The Team
Who help to keep the Mersey Beat site ticking

   

As with the original Mersey Beat newspaper, I tend to encourage the musicians themselves to write their own histories, conveying their own experience what it was like to be a musician in the days of the Mersey Sound.

I also built up a team of photographers, columnists and feature writers and intend to do the same with the Mersey Beat website.

Here are some of the important people who are part of the new Mersey Beat team:

David Maggin of Triumph PC Group, Washington, DC David Maggin, head of Triumph PC, is the person who has really helped me more than anyone else to realize the dream of presenting the authentic story of the Mersey Sound online via the Mersey Beat site, which his team designed and maintains.
David writes:
“Mersey Beat's re-emergence into today's corporate-driven music machine is nothing short of a Second Coming for those who weren't around to witness Mersey Beat's profound power during the original British Invasion.
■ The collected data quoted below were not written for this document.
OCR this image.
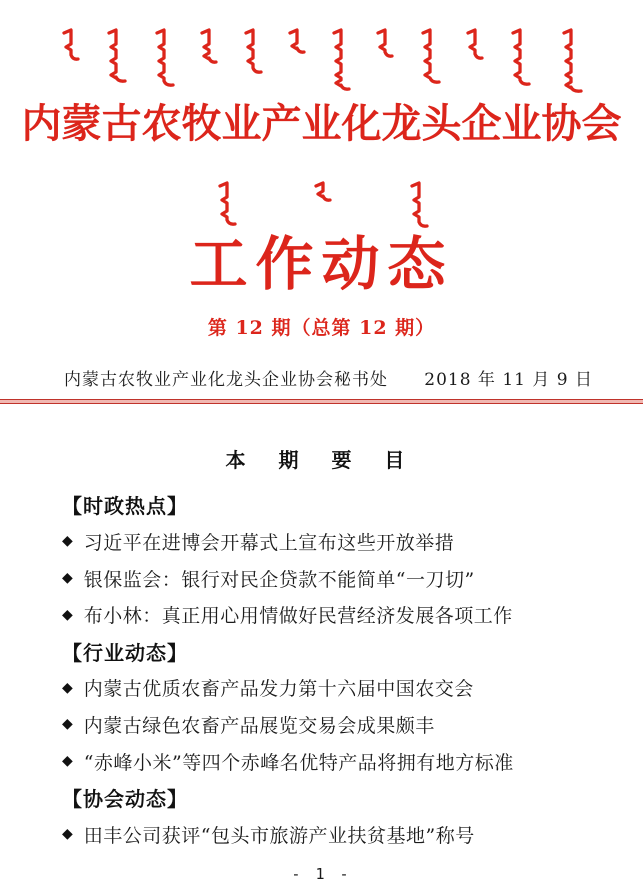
内蒙古农牧业产业化龙头企业协会
工作动态
第 12 期（总第 12 期）
内蒙古农牧业产业化龙头企业协会秘书处 2018 年 11 月 9 日
本 期 要 目
【时政热点】
◆ 习近平在进博会开幕式上宣布这些开放举措
◆ 银保监会：银行对民企贷款不能简单“一刀切”
◆ 布小林：真正用心用情做好民营经济发展各项工作
【行业动态】
◆ 内蒙古优质农畜产品发力第十六届中国农交会
◆ 内蒙古绿色农畜产品展览交易会成果颇丰
◆ “赤峰小米”等四个赤峰名优特产品将拥有地方标准
【协会动态】
◆ 田丰公司获评“包头市旅游产业扶贫基地”称号
- 1 -
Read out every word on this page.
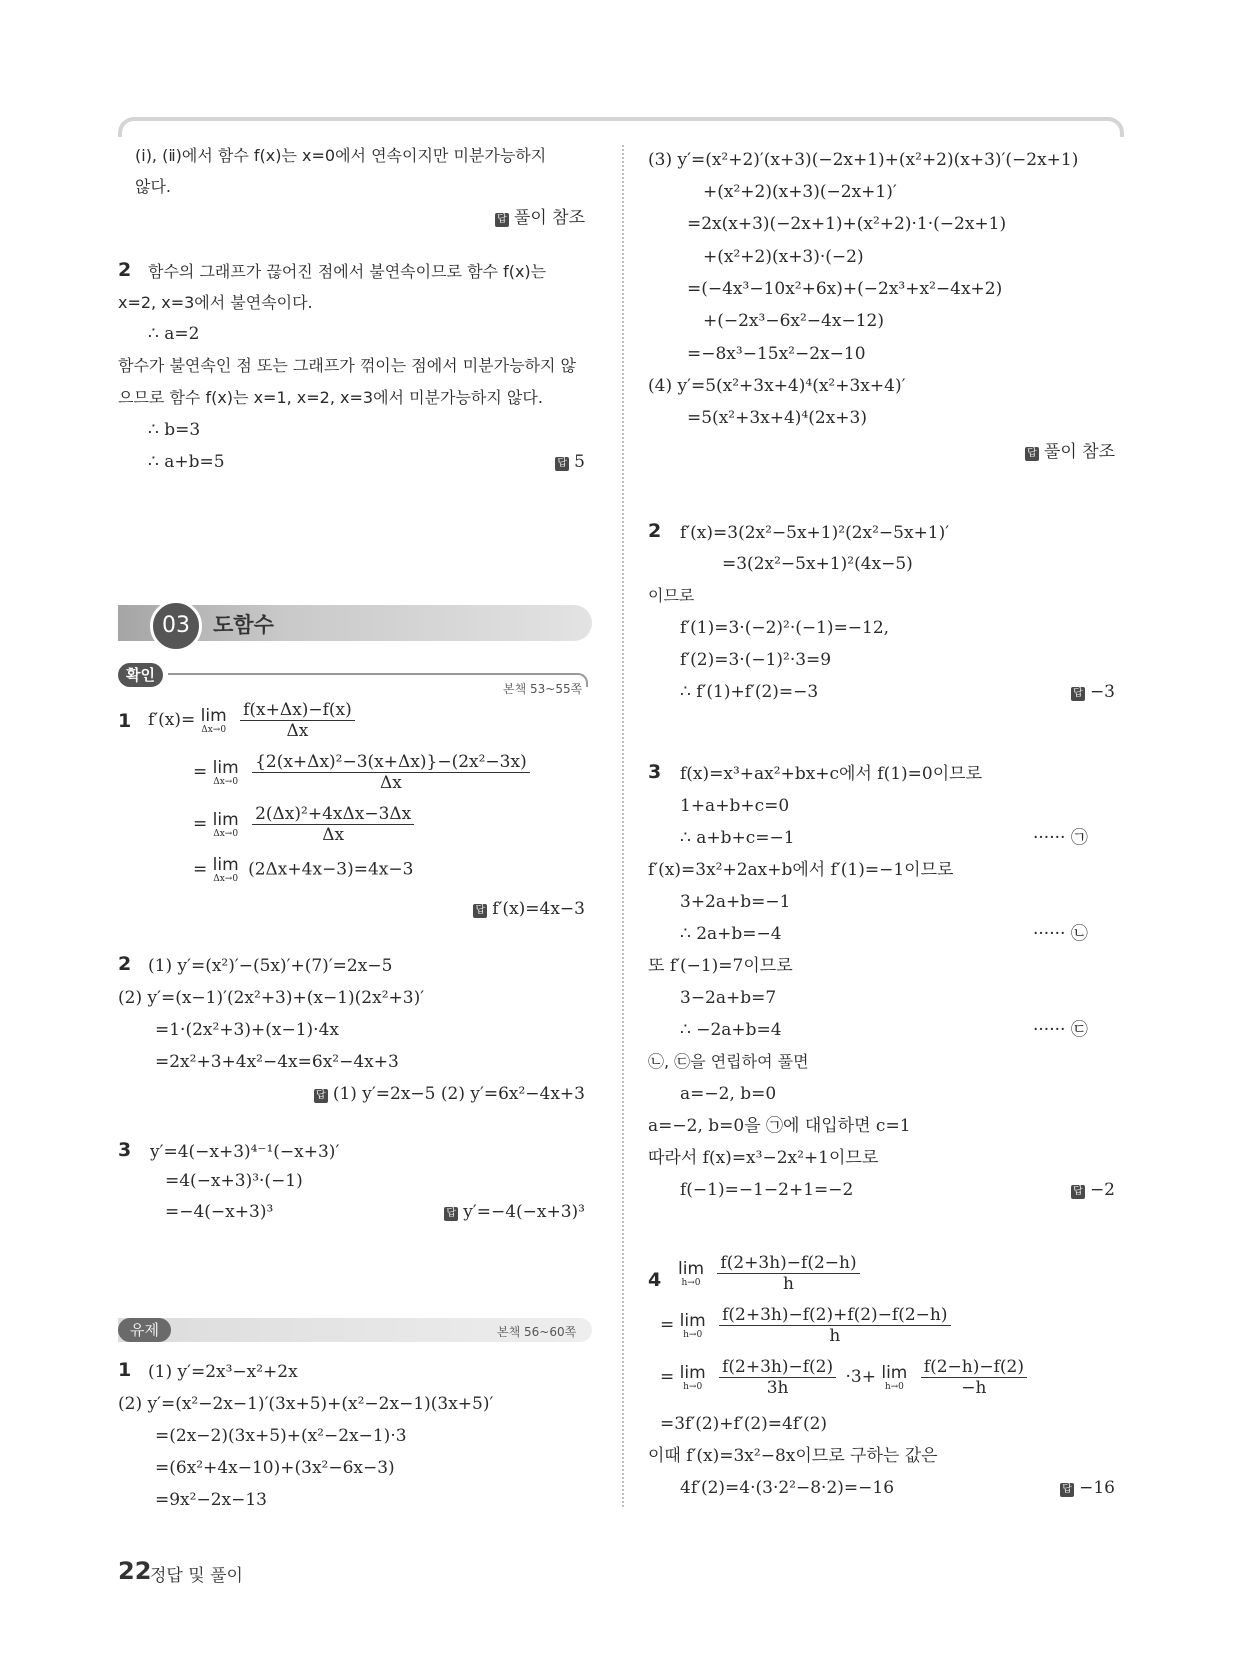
(ⅰ), (ⅱ)에서 함수 f(x)는 x=0에서 연속이지만 미분가능하지
않다.
답 풀이 참조
2 함수의 그래프가 끊어진 점에서 불연속이므로 함수 f(x)는
x=2, x=3에서 불연속이다.
∴ a=2
함수가 불연속인 점 또는 그래프가 꺾이는 점에서 미분가능하지 않
으므로 함수 f(x)는 x=1, x=2, x=3에서 미분가능하지 않다.
∴ b=3
∴ a+b=5	답 5
03	도함수
확인
본책 53~55쪽
1 f′(x)= lim
Δx→0
$\frac{f(x+\Delta x)-f(x)}{\Delta x}$
= lim
Δx→0
$\frac{\text{\{2(x+Δx)²−3(x+Δx)\}−(2x²−3x)}}{\Delta x}$
= lim
Δx→0
$\frac{\text{2(Δx)²+4xΔx−3Δx}}{\Delta x}$
= lim
Δx→0 (2Δx+4x−3)=4x−3
답 f′(x)=4x−3
2 (1) y′=(x²)′−(5x)′+(7)′=2x−5
(2) y′=(x−1)′(2x²+3)+(x−1)(2x²+3)′
=1·(2x²+3)+(x−1)·4x
=2x²+3+4x²−4x=6x²−4x+3
답 (1) y′=2x−5 (2) y′=6x²−4x+3
3 y′=4(−x+3)⁴⁻¹(−x+3)′
=4(−x+3)³·(−1)
=−4(−x+3)³	답 y′=−4(−x+3)³
유제	본책 56~60쪽
1 (1) y′=2x³−x²+2x
(2) y′=(x²−2x−1)′(3x+5)+(x²−2x−1)(3x+5)′
=(2x−2)(3x+5)+(x²−2x−1)·3
=(6x²+4x−10)+(3x²−6x−3)
=9x²−2x−13
(3) y′=(x²+2)′(x+3)(−2x+1)+(x²+2)(x+3)′(−2x+1)
+(x²+2)(x+3)(−2x+1)′
=2x(x+3)(−2x+1)+(x²+2)·1·(−2x+1)
+(x²+2)(x+3)·(−2)
=(−4x³−10x²+6x)+(−2x³+x²−4x+2)
+(−2x³−6x²−4x−12)
=−8x³−15x²−2x−10
(4) y′=5(x²+3x+4)⁴(x²+3x+4)′
=5(x²+3x+4)⁴(2x+3)
답 풀이 참조
2 f′(x)=3(2x²−5x+1)²(2x²−5x+1)′
=3(2x²−5x+1)²(4x−5)
이므로
f′(1)=3·(−2)²·(−1)=−12,
f′(2)=3·(−1)²·3=9
∴ f′(1)+f′(2)=−3	답 −3
3 f(x)=x³+ax²+bx+c에서 f(1)=0이므로
1+a+b+c=0
∴ a+b+c=−1	······ ㉠
f′(x)=3x²+2ax+b에서 f′(1)=−1이므로
3+2a+b=−1
∴ 2a+b=−4	······ ㉡
또 f′(−1)=7이므로
3−2a+b=7
∴ −2a+b=4	······ ㉢
㉡, ㉢을 연립하여 풀면
a=−2, b=0
a=−2, b=0을 ㉠에 대입하면 c=1
따라서 f(x)=x³−2x²+1이므로
f(−1)=−1−2+1=−2	답 −2
4
lim
h→0
$\frac{f(2+3h)-f(2-h)}{h}$
= lim
h→0
$\frac{f(2+3h)-f(2)+f(2)-f(2-h)}{h}$
= lim
h→0
$\frac{f(2+3h)-f(2)}{3h} \cdot 3+ \lim$
h→0
$\frac{f(2-h)-f(2)}{-h}$
=3f′(2)+f′(2)=4f′(2)
이때 f′(x)=3x²−8x이므로 구하는 값은
4f′(2)=4·(3·2²−8·2)=−16	답 −16
22
정답 및 풀이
We were pleased to assist Bill in giving Mersey Beat the special home on the Web that a magazine of its stature deserves. I believe the new Mersey Beat captures the vibrant originality of the iconic 1960s entertainment paper, but with a more modern, 21st-Century look and feel.”
Triumph PC is a Washington, DC-based technology company specializing in Persona-Bots™—Artificial Intelligence-based logic engines inhabited with unique and authentic human personalities using the subject's own words. They also publish one of the hottest magazines on the Web today: psst! magazine, for which Bill Harry is a regular contributor.

The Pete Best Four colorized by Geoff GeffersGeoff Geffers will be enhancing photographs from the pages of Mersey Beat which have deteriorated through age. Geoff will also be colorizing specific photos. Here is an example of his colorization of a Pete Best Four photograph and Geoff’s background in his own words: “I was born in Hendon, London, above the Watford Way, and grew up listening to Sixties music. I was a games programmer when micros first appeared in the UK - in the late 1970's - right the way through to the late 1980's. I wrote two rather obscure books about different home computers, and had a multitude of games published. During the 90's I worked for a company producing multimedia applications, working closely with audio and video on very limited hardware. I worked on Video CD players, and Internet set top boxes, and traveled to the Far East and America as a troubleshooter.
In the middle 1990's I became interested in working with images - restoring photographs, colorizing them, and also writing little utilities for audio work, such as "Addawav". I work for a small telecoms company now, and have written various pieces of software that TV stations use to display text messages from mobile phones. Outside of work, I love music and theatre and enjoy traveling, when I get the chance, especially to France. These days, I tend to listen to jazz and classical more than any other type of music. I live alone in an incredibly untidy house with far too many books and CD's.”

Also on the photographic side is Kathy McCabe. Kathy lives in Baltimore, Maryland in the U.S. and is an award-winning photographer whose recent work can be seen on both Liverpool Express CDs: ‘The Best of Liverpool Express’ and ‘Once Upon a Time.’ For the past several years she has worked as the band’s publicist. The Washington Post and other newspapers in the US and Europe have published her photos with subjects varying from musical artists to nature to natural disasters.